After the war, when cheating on the ships was impossible, Jones went to Kansas City, where with the Dutch Charlie, he won more than $200,000 (a considerable amount for those times !). Subsequently, they chated train passengers in Omaha, Nebraska, and Kansas, and even unsuccessfully tried to cheat the head of the railroad, but he closed his eyes to their portfolio.

Successful Career

So Billy's artistic inclinations contributed to his success. He perfectly knew how to pretend to be a simpleton. You could even say it was one of the first professionally mastered similar tactics for cheating victims. He had kind blue eyes, a big smile, a funny pace, and the appearance of a complete idiot. For some reason, he always wore clothes several sizes too big. The boy's voice added to his ridiculous image.

It was hard to believe that this clown could deceive someone, and it worked on thousands of people.

[Jones'] personal appearance, which was most ludicrous, undeniably had much to do with his success. He was the veritable country gawky, the ridiculous, ignorant, absurd creature that has been so imperfectly imitated on and off the stage for years, and whose true description can scarcely be written. He was fully six feet high, with dark eyes and hair, and always had a smooth-shaven face, full of seams and wrinkles, that were put to all manner of difficult expressions with a marvelous facility and ease. All this coupled with long, loose-jointed arms, long, thin, and apparently a trifle unsteady legs, a shambling, shuffling, awkward gait, and this remarkable face and head bent forward and turned a little to one side, like an inquiring and wise owl, and then an outfit of Granger clothing, the entire cost of which never exceeded fifteen dollars—made a combination that never failed to call a smile to a stranger’s face, or awaken a feeling of curiosity and interest wherever he might be seen. One striking difference between Canada Bill and all the other sharpers of his ilk lay in the fact that he was the thing he seemed to be…. [T]hose who knew him, as far as it was possible to know the wandering vagabond that he was, assert that he was the most unaffected, innocent, and really simple-hearted of human beings. - Allan Pinkerton

Eventually, Jones moved to Chicago, where he worked with various renowned cheaters. He opened four underground gambling houses. Canada earned so much money during his career that he could quickly retire and live comfortably. But he was too gamble by nature to afford it.
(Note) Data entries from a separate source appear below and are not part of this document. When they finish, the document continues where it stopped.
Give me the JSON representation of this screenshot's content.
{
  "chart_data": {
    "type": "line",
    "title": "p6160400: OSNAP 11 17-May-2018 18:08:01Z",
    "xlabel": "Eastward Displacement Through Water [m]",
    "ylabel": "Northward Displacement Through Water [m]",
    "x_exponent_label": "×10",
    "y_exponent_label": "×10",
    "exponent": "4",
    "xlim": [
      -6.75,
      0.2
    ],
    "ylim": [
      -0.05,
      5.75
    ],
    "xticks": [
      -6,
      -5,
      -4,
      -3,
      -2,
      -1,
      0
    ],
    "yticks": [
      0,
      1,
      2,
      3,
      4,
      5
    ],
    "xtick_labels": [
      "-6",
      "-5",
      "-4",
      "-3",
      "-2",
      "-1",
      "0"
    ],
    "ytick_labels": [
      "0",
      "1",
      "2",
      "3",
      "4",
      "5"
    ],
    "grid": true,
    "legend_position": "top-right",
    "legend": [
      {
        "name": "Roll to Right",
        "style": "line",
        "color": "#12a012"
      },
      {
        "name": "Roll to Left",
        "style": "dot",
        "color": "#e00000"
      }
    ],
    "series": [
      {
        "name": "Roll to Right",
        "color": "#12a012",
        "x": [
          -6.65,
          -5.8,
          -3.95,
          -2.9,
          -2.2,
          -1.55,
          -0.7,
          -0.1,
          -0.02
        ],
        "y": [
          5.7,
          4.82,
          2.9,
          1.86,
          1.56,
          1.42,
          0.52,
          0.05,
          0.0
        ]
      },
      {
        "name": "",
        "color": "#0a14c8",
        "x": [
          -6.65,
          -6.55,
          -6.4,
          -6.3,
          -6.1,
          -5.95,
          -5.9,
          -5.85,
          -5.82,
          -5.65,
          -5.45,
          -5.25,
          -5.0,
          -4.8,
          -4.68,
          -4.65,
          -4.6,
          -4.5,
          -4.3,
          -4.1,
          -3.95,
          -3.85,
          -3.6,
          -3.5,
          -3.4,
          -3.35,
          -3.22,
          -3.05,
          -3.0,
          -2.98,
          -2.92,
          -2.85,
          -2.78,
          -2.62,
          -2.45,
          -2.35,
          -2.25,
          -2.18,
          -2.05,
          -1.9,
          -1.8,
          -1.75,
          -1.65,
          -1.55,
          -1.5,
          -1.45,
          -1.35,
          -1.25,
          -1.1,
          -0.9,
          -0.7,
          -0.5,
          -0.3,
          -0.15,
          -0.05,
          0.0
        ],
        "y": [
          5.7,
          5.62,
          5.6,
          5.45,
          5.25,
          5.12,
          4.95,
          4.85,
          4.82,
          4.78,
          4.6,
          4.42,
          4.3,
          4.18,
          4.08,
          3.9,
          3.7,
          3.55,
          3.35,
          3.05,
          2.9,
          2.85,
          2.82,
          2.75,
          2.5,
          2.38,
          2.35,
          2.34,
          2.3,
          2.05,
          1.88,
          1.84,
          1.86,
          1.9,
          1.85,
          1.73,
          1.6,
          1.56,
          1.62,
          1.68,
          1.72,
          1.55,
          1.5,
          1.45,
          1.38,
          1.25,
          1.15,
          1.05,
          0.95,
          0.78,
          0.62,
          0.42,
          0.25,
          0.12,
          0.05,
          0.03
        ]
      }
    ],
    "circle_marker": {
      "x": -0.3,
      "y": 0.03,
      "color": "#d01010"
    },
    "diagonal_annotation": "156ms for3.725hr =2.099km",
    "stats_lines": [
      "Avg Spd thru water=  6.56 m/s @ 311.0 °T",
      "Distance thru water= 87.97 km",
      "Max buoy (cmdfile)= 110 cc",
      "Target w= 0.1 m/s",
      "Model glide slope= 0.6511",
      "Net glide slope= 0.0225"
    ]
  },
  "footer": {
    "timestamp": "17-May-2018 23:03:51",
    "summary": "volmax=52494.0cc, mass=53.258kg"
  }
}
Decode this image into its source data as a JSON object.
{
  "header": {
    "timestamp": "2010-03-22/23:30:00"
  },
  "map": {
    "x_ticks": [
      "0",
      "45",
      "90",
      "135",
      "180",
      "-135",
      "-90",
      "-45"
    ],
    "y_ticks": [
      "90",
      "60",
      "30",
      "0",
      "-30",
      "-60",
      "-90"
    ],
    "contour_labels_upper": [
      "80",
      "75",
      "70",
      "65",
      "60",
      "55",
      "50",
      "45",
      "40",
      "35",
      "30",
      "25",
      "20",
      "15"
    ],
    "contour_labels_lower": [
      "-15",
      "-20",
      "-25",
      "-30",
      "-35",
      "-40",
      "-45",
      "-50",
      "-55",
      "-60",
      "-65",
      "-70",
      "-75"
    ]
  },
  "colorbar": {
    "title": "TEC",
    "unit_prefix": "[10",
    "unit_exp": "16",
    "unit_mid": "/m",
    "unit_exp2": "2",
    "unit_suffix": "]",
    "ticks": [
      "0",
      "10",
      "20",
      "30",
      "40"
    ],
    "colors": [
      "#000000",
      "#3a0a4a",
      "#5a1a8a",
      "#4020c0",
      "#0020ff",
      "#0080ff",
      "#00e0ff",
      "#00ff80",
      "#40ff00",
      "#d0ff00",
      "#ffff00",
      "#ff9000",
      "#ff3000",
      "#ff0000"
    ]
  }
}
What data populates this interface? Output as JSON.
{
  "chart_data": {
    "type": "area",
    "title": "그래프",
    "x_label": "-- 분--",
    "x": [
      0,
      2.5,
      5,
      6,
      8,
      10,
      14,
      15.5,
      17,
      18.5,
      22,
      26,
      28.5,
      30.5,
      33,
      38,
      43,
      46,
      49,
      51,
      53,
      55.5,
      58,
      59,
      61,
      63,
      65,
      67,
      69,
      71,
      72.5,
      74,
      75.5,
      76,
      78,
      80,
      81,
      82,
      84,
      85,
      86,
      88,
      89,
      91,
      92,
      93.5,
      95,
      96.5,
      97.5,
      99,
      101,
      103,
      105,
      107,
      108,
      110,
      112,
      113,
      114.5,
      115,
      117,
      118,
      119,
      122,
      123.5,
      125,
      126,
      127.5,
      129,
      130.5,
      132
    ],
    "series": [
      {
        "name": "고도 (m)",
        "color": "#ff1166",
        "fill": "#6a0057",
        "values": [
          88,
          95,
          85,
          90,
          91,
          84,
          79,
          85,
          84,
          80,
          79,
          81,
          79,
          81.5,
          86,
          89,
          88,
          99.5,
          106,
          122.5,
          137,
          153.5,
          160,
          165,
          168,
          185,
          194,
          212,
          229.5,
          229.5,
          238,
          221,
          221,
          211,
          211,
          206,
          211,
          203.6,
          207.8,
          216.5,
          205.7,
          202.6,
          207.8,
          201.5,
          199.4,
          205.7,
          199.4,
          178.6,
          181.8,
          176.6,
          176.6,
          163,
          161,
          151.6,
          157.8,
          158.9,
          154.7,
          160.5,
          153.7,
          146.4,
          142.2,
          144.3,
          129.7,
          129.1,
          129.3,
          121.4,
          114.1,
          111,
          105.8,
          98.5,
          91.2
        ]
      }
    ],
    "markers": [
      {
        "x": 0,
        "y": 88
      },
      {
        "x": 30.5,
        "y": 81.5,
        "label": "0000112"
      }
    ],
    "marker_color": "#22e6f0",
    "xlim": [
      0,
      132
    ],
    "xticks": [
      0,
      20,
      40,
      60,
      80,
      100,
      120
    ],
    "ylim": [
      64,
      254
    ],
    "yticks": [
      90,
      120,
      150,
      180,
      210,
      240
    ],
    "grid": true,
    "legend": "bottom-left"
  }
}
Ironically, he became a victim of very professional gamblers in his old age. He often lost in a famous Wild West card game, faro.

The End

Canada Bill Jones died in 1880 at Charity Hospital of Reading, Pennsylvania, without a penny in his pocket. Money for the funeral was collected from card players from Chicago. In his book "Fools' Fate," John Quinn wrote that at the funeral, when the coffin was lowered into the grave, one of Billy's friends offered to bet $1,000 versus $500 that Canada was not in the box. But nobody supported him, as one of his friends noticed that Billy had ever slipped through more narrow slits.

As we said at the beginning of this article, Canada Jones is the author of several well-known sayings. His most popular expressions are:

  • "It is morally wrong to allow suckers to keep their money."
  • "Smith and Wesson beat four aces."
  • "I know they cheat here, but there is no other place to play in this town."